それを見て激怒する自分をどこかで冷静に観察している私がいて、
あぁ、私は彼のことが好きだったんだと、
改めて痛感した。
その家に帰ってくるのは1年半ぶりだった。
結婚の約束をして、一緒に住み始めたのが2年前。
私がこの家に住んでいたのなんてほんの半年のことで、彼女がそこにいること自体には嫌悪感は感じなかった。
彼の横にいる、ただそのことを除いては。
「最近うちの会社で働きだした子がお金がなくて困っている。だからしばらく家に泊めてあげることにしたんだ」
彼が電話でそう言ったとき、私は何と答えたんだったか。
きっと私は仕事のことしか考えていなかった。
その相手が女の子だと聞いたときも、仕事の都合でこの家を離れることになったときも。
「落ち着いた?」
私を椅子に座らせて、コーヒーを出してくれた彼はしばらくして私にそう問いかけた。
あの頃と同じ優しい目をした彼が向かい側に座っている。
それがどんなに幸せなことか、どうして今まで忘れていたんだろう。
突然帰ってきて彼女と彼を罵る私を見て、彼が取った行動は、彼女に謝ってこの家から追い出すというものだった。
当たり前だ。ここは私の家なのだから。
ただ彼は怒って泣きながら出ていく彼女を引き留めはしたものの、怒りに震え泣いている私を抱きしめてはくれなかった。
それがさらに私の心を冷静にさせた。
「本当に申し訳ないんだけど…今は彼女との将来を真剣に考えている。

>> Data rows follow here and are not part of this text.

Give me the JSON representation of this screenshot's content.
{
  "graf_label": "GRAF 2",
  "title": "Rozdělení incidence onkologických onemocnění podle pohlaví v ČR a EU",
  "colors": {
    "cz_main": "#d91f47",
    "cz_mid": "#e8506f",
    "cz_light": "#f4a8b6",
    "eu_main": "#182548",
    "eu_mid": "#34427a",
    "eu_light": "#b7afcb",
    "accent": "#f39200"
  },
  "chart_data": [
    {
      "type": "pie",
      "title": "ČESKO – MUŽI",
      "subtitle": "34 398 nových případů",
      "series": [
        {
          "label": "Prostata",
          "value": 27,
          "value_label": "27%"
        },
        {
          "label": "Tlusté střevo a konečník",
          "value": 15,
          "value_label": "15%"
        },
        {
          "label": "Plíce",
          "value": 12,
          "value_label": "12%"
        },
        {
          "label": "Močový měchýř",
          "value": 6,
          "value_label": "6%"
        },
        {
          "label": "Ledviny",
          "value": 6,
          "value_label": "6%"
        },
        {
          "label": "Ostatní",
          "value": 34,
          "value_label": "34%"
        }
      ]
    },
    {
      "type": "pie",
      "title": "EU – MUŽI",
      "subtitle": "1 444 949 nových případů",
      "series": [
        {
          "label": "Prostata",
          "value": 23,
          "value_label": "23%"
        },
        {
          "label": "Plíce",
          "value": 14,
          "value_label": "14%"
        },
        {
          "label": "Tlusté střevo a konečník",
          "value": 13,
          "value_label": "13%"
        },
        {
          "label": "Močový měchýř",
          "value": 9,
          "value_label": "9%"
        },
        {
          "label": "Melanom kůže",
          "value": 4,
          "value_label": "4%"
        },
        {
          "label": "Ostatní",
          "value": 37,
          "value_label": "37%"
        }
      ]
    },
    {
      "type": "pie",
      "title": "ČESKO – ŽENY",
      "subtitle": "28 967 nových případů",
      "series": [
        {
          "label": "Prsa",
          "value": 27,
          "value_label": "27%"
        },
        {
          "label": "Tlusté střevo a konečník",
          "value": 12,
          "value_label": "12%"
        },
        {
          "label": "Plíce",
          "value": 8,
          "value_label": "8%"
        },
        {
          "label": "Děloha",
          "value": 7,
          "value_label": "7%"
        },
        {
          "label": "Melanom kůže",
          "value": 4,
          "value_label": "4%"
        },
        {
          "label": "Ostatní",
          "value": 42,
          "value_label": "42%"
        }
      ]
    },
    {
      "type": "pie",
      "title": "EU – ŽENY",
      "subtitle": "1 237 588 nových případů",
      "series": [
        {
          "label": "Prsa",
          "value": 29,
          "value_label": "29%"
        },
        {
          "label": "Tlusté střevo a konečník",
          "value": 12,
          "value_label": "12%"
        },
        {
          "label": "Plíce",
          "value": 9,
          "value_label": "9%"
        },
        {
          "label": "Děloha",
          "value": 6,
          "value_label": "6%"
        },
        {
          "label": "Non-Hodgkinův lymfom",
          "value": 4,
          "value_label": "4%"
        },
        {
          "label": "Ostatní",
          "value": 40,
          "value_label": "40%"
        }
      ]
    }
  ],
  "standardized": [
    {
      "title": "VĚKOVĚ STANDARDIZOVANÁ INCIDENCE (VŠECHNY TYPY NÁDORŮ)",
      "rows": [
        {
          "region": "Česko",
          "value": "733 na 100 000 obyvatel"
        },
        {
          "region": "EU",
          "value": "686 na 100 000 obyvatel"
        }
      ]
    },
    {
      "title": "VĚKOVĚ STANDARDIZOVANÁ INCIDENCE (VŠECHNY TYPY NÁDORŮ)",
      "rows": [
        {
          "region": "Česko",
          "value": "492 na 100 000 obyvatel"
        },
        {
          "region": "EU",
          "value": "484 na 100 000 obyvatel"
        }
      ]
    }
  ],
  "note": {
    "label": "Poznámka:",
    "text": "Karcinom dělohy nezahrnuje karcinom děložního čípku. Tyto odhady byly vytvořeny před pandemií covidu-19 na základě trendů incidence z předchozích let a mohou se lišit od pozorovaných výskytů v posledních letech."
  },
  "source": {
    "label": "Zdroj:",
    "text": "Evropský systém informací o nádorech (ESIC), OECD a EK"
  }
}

彼女もだ。君は…この1年半俺との将来を真剣に考えてくれたことがあった?」
言葉は出なかった。
代わりに涙が一滴だけ零れた。
仕事についていくことに必死で、どんどんできるようになっていく仕事が楽しくて、いつの間にか自分の将来しか見えていなかった。
それがどれだけ彼を苦しめたか。
どれだけ彼を失っていったか…。
「その涙が本物なら、きっぱり俺のことふってよ」
お互い、自分の将来を見るべきだ。
そう言って笑う彼は最後の最後まで優しかった。
あの頃と何も変わらないのに、もう私のものではない笑顔。
でも最後のこの瞬間だけは、確かに私のものだった。
だから私も嘘をついた。
「…もう、あなたのこと好きじゃないわ。私が愛してるのは、今向こうでしている仕事なの」
それがいつか本当になればいいなと思いながら。